Son Honneur le Président: Honorables sénateurs, l'honorable sénateur Cools, avec l'appui de l'honorable sénateur Taylor, propose que ce projet de loi soit lu une deuxième fois.

Plaît-il aux honorables sénateurs d'adopter la motion?

(La motion est adoptée, et le projet de loi est lu une deuxième fois.)

RENVOI AU COMITÉ

Son Honneur le Président: Honorables sénateurs, quand ce projet de loi sera-t-il lu une troisième fois?

(Sur la motion du sénateur Cools, le projet de loi est renvoyé au Comité permanent des finances nationales.)

LE BUDGET DES DÉPENSES DE 2001-2002

RAPPORT DU COMITÉ DES FINANCES NATIONALES SUR LE BUDGET SUPPLÉMENTAIRE DES DÉPENSES (B)—AJOURNEMENT DU DÉBAT

Le Sénat passe à l'étude du onzième rapport (final) du Comité sénatorial permanent des finances nationales (Budget supplémentaire des dépenses (B) 2001-2002), présenté au Sénat le 14 mars 2002.

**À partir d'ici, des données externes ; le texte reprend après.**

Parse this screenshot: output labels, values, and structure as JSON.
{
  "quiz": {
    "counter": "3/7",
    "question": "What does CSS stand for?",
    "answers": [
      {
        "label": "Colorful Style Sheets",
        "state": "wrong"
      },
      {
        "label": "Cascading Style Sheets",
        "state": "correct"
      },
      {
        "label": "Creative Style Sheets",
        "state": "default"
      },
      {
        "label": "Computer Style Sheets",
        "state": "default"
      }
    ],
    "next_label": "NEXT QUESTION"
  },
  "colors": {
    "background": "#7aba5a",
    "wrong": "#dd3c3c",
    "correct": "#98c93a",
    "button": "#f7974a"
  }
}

L'honorable Anne C. Cools, au nom du sénateur Murray, propose: Que le rapport soit adopté.

— Honorables sénateurs, je crois savoir que le sénateur Lynch-Staunton veut intervenir au sujet de cette motion. Il pourrait peut-être demander que le débat soit ajourné en son nom.

(Sur la motion du sénateur Lynch-Staunton, le débat est ajourné.)

[Français]

LES TRAVAUX DU SÉNAT

L'honorable Fernand Robichaud (leader adjoint du gouvernement): Honorables sénateurs, le mercredi est une journée où plusieurs comités siègent normalement à 15 h 30. Je propose donc, avec la permission des honorables sénateurs, que tous les articles à l'ordre du jour qui n'ont pas été abordés soient reportés à la prochaine séance du Sénat, sans toutefois perdre leur place au Feuilleton.

Son Honneur le Président: Honorables sénateurs, la permission est-elle accordée?

Des voix: D'accord.

(La motion est adoptée.)

(Le Sénat s'ajourne au jeudi 21 mars 2002, à 13 h 30.)